Calédonie ensemble a, pour finir, tenter de faire adopter un dernier amendement visant à exonérer d’impôt sur le revenu pendant trois ans les professionnels de santé installés dans les zones les plus touchées par la pénurie de soignants (Brousse, îles, Yaté). "On n’a pas l’impact financier de cette mesure, le membre du gouvernement est parti, ce sont des conditions de travail inacceptables", s’est emportée Ithupane Tiéoué, du groupe Union pour l’indépendance. "Si je partage l’objectif, je me demande s’il ne faut pas revoir cette disposition, ça nous paraît un peu excessif en l’état", a abondé Milakulo Tukumuli (Éveil océanien). La mesure a été rejetée à une majorité d’élus.

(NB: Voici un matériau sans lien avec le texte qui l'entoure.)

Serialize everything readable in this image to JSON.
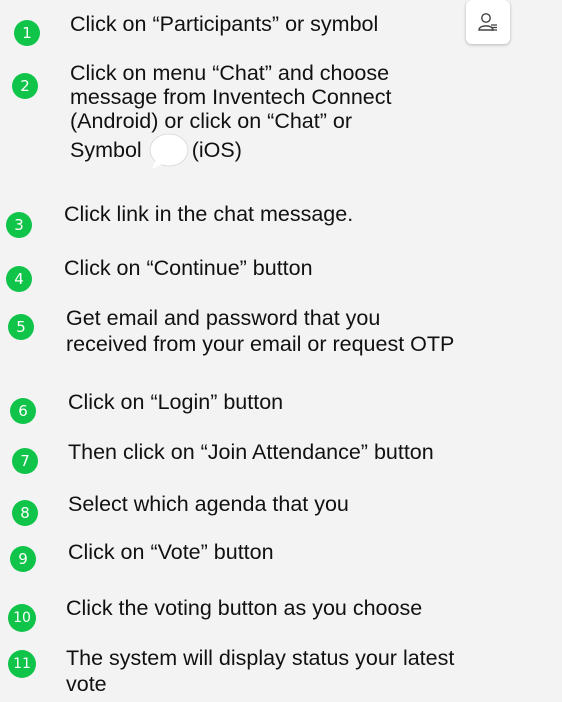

"La séance a été émaillée de dépôts d’amendements qui nous amènent sur un texte qui dépasse le cadre de ce que nous examinons aujourd’hui", s’est agacé Philippe Blaise (intergroupe Les Loyalistes), qualifiant les tentatives de Calédonie ensemble de "cavalier législatifs", des mesures introduites par amendement sans lien avec le texte examiné. L’élu s’en est surtout pris à la prolongation des protections de marché, qui représente selon lui "un message contraire à ce qui est demandé par l’État sur la vie chère" en Nouvelle-Calédonie. "Ce n’est pas ce qui était prévu, nous ne souhaitons pas jouer avec le feu", a souligné Philippe Blaise, dont le groupe a voté contre le projet de loi du pays.
Celui-ci a finalement été adopté à 38 voix pour et 10 contre.